Defence chiefs have warned against Britain becoming enmeshed in the mission against Islamists in Mali, pointing out that any action could be drawn-out and require significantly greater resources than have so far been deployed.
The most senior commanders are due to make their apprehension clear at a meeting of the National Security Council with the Prime Minister today. They have the backing of the Defence Secretary, Philip Hammond.
Following three days of French air strikes in Mali, the Islamists launched a counter-offensive yesterday showing they are not a spent force. They attacked government positions in the central town of Diabaly after crossing a river in small groups under cover of darkness. British resources are already stretched, with two RAF transport aircraft having to be diverted from Afghanistan to carry French equipment equipment to Mali. There is a shortage of such aircraft and they are being used to their full capacity. One of the Boeing C-17 Globemasters, hailed by David Cameron yesterday as "our most advanced and capable transport plane", broke down a few minutes later in Paris, en route to Africa.
Some of the military top brass took part in operations in another West African country, Sierra Leone, where prompt action by the then-Brigadier David Richards, now the Chief of the Defence Staff, stopped rebel fighters from taking over the capital, Freetown. But a more protracted campaign was needed, including the rescue of British soldiers kidnapped by one guerrilla group, the West Side Boys.
Defence sources pointed out that the French had already had to revise their original plans for intervention after meeting more resistance than expected. François Hollande's government has sent extra troops and asked for help from the US and Denmark as well as the UK. About 1,800 other soldiers will be sent by Mali's neighbours. Defence sources dismissed reports that British military instructors were being sent immediately to Mali's capital, Bamako, and that unmanned drones were on stand-by.
Mark Simmonds, the Africa minister, last night ruled out a deployment of British troops alongside French forces in Mali. In a statement to the Commons he said Britain's role would be "limited" to logistical support.

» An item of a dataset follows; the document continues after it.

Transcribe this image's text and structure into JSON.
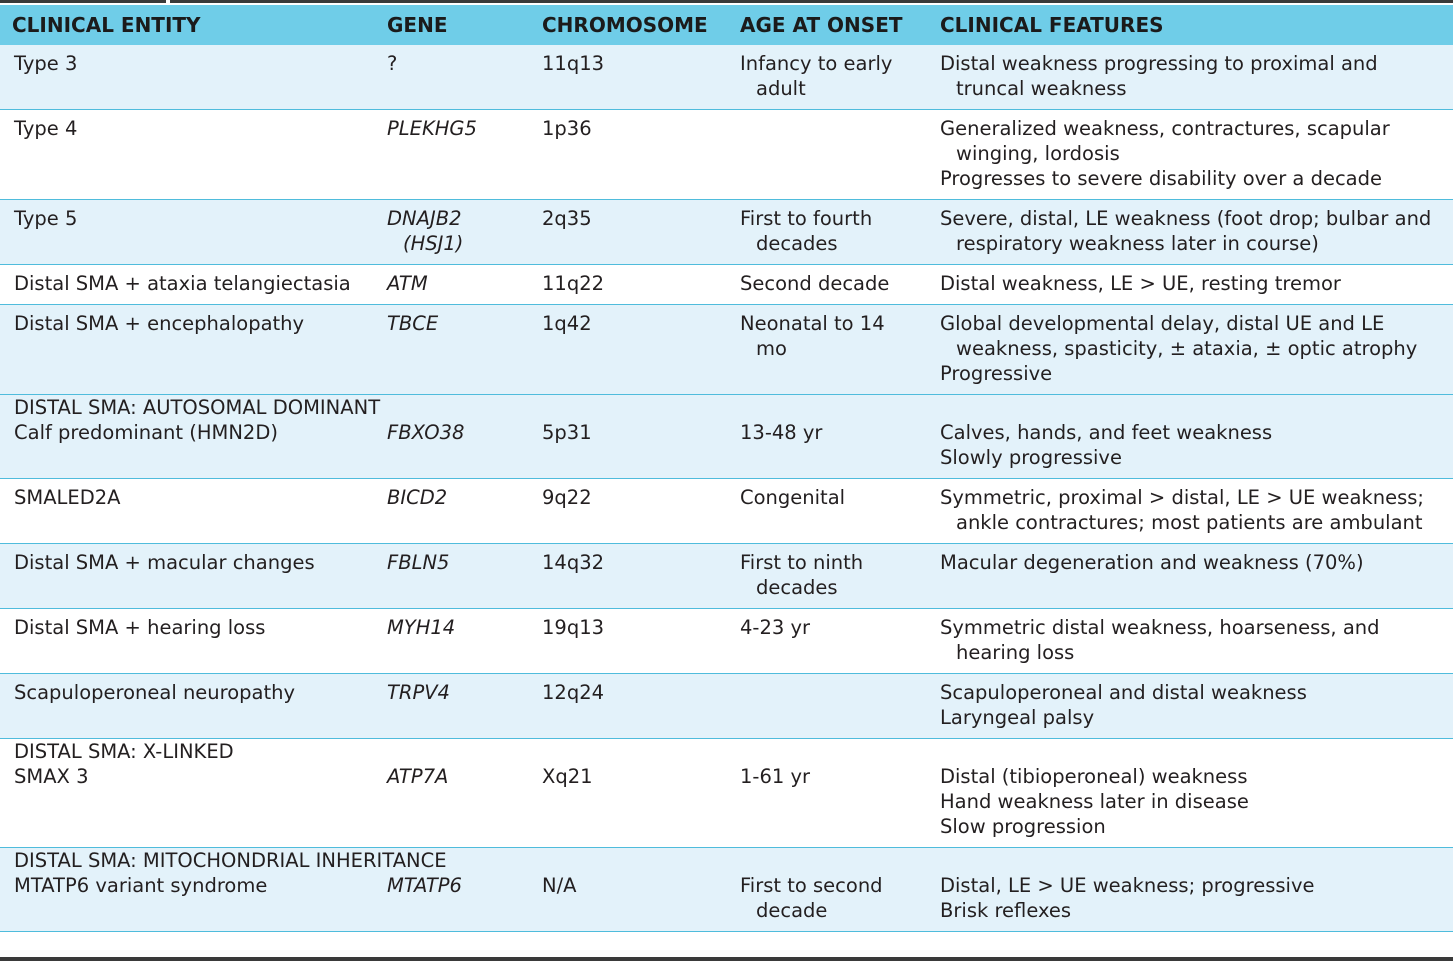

"The Prime Minister has made categorically clear that the initial supporting deployment will be for a period of one week," Mr Simmonds said.
"He has also made clear that there will be no combat troops from the UK involved and we have no plans to provide more military assistance."
Mr Cameron said: "There is a very dangerous Islamist regime allied to al-Qa'ida in control of the north of [Mali]. It was threatening the south… and we should support the action the French have taken. So we were first out of the blocks, as it were, to say to the French, 'We'll help you, we'll work with you.'"
Laurent Fabius, the French Foreign Minister, said France had "no desire to act alone" and that an emergency meeting of EU foreign ministers would be held this week.
The battle for Mail: how the fighting has escalated
10 January 2013: Islamist groups capture Konna. Mali’s interim President calls on France to help. Witnesses report arrival of foreign troops and weapons at military base in Sevare, 37 miles to the south.
11 January Government troops launch counter-offensive against Islamists backed by France, Nigeria and Senegal. President Hollande confirms French troops are ‘actively supporting’ operation.
12 January Dozens of Islamists killed as Konna is retaken by Malian army. French pilot is killed after helicopter is shot down in the fighting.
13 January France targets Islamist bases around the northern city of Gao. Niger, Togo and Benin say they will send troops, while Britain pledges logistical support. French warplanes target rebel positions near Daibaly, 250 miles from Bamako.
14 January Second British support plane leaves RAF Brize Norton but is delayed by technical fault in Paris. Islamists retake Diabaly. France admits things are ‘progressing well’ in the east but not in the west. Witnesses report rebels advancing from Mauritanian border where they had retreated under French air attack.